Techies: Dr Asfree Gwanyanya, Dr Peter Parslow of AD Instruments and Assoc Prof Laurie Kellaway, head of the Department of Human Biology, bask in the new Powerlab system.
There was cause for celebration in the Department of Human Biology recently when Dr Asfree Gwanyanya received his Powerlab package, following a successful application to Australian company AD Instruments for an Early Research Career Grant.
Born in Zimbabwe and trained in Zimbabwe and Belgium, Dr Gwanyanya is a specialist anaesthetist in the department. Here he runs a new research project focusing on the mechanisms of heart enlargement disease, a process called hypertrophy.
Which is where Powerlab comes in. This data-acquisition system, developed by AD Instruments, records and analyses physiological signals from human or animal subjects, or even from isolated organs. It is commonly used in research and teaching.

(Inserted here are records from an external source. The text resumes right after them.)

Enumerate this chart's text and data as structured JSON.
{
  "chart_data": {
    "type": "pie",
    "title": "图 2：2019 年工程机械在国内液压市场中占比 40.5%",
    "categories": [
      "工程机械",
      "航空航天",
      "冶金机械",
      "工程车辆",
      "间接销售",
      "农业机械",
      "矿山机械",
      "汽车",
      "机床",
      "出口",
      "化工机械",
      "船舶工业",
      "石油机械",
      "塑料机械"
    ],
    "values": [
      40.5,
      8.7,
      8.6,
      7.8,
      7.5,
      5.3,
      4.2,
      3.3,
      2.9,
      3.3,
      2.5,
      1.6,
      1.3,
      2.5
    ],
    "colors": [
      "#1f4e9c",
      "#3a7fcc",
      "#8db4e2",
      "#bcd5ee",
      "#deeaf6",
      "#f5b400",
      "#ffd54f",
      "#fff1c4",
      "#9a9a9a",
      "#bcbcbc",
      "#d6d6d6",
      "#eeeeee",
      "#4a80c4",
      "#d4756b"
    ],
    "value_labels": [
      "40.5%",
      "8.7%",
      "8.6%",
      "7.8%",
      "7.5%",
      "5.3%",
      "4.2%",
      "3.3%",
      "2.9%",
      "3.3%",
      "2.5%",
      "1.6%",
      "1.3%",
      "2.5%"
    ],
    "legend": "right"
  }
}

Gwanyanya will apply his Powerlab hardware and software to study and teach on the electrical and pumping activities of the enlarged heart. But given the system's range, there is plenty of opportunity for collaborations across the Faculty of Health Sciences.
Gwanyanya's grant is one of only four that have been awarded worldwide by AD Instruments. The grant affords recipients the opportunity to build up their stock of research equipment by offering state-of-the-art electronic measuring equipment that can be used for both research and teaching purposes.
Having borrowed equipment from colleagues before, Gwanyanya is keen to return the favour, he promised Dr Peter Parslow, general manager of the international division of AD Instruments, when they met at UCT on 19 November.
"Here in Africa, if you support one, you support many," he told Parslow.